Four years ago, I was about to start chemo for the first time. In so many aspects, my life has moved on from that awful point. I am doing well professionally, my boy is now 8 years old and thriving in school, and Dave has graduated and is just about to finish his second year working as a teacher. As a family we’ve been on two overseas holidays, we’ve gone camping, to the outback and to the beach. We’ve driven thousands of kilometres through country towns and spent time in big cities. My Dad died and we’ve bought my family home and are embarking on an enormous renovation project. I’ve connected with some new friends, disconnected with some old ones and stayed beautifully bonded to others. I’ve started this blog, kept at it, bared my soul and my empty right chest, and had the privilege of sharing so many stories.
But for all that moving on and living of life, a part of me remains back there on November 18, 2012. That day before I started chemo, I thought I was prepared. But the thing is, there is nothing that can prepare you for the physical and mental assault of chemotherapy. In the days after my first infusion, I searched our house high and low to try and ascertain where the bad smell I could smell was coming from.

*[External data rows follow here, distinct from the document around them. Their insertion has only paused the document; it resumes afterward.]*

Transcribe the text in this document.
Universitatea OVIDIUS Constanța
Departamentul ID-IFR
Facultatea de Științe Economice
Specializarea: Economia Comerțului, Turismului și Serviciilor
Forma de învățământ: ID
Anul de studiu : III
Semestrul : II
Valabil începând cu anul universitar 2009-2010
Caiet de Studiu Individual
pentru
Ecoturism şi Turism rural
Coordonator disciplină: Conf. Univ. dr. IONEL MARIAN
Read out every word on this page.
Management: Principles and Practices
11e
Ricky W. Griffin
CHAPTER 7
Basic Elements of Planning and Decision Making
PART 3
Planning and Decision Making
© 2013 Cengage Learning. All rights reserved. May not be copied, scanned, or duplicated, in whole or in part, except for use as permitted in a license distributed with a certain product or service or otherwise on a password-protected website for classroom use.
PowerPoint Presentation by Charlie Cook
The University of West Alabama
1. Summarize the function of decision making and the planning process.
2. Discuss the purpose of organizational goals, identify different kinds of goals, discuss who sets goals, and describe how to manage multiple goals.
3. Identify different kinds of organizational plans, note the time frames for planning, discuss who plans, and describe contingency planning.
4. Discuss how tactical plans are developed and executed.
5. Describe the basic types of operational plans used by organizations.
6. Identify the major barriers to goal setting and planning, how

I asked everyone who came to the house to try and locate it, until one evening as I was about to get into the shower, I realised the smell was coming from me. I was being poisoned – essentially, that’s what chemotherapy is – and what I could smell was the chemicals attacking my body. It was an incredibly confronting moment, that was the first of many such moments. Hair falling out, feet and hands losing sensation, mind (quite literally at times) going blank. Pain thresholds met and then broken through. Patience and reason gone, sanity on the brink. Constant thoughts of death, withdrawal from loved ones initiated to spare them the pain. My mother commented only recently how quiet I had been during my treatment. Quiet is perhaps the exact opposite of my normal state, but in the vice grip of taxotere, doxorubicin and cyclophosphamide, my usual roar was dulled to a whisper.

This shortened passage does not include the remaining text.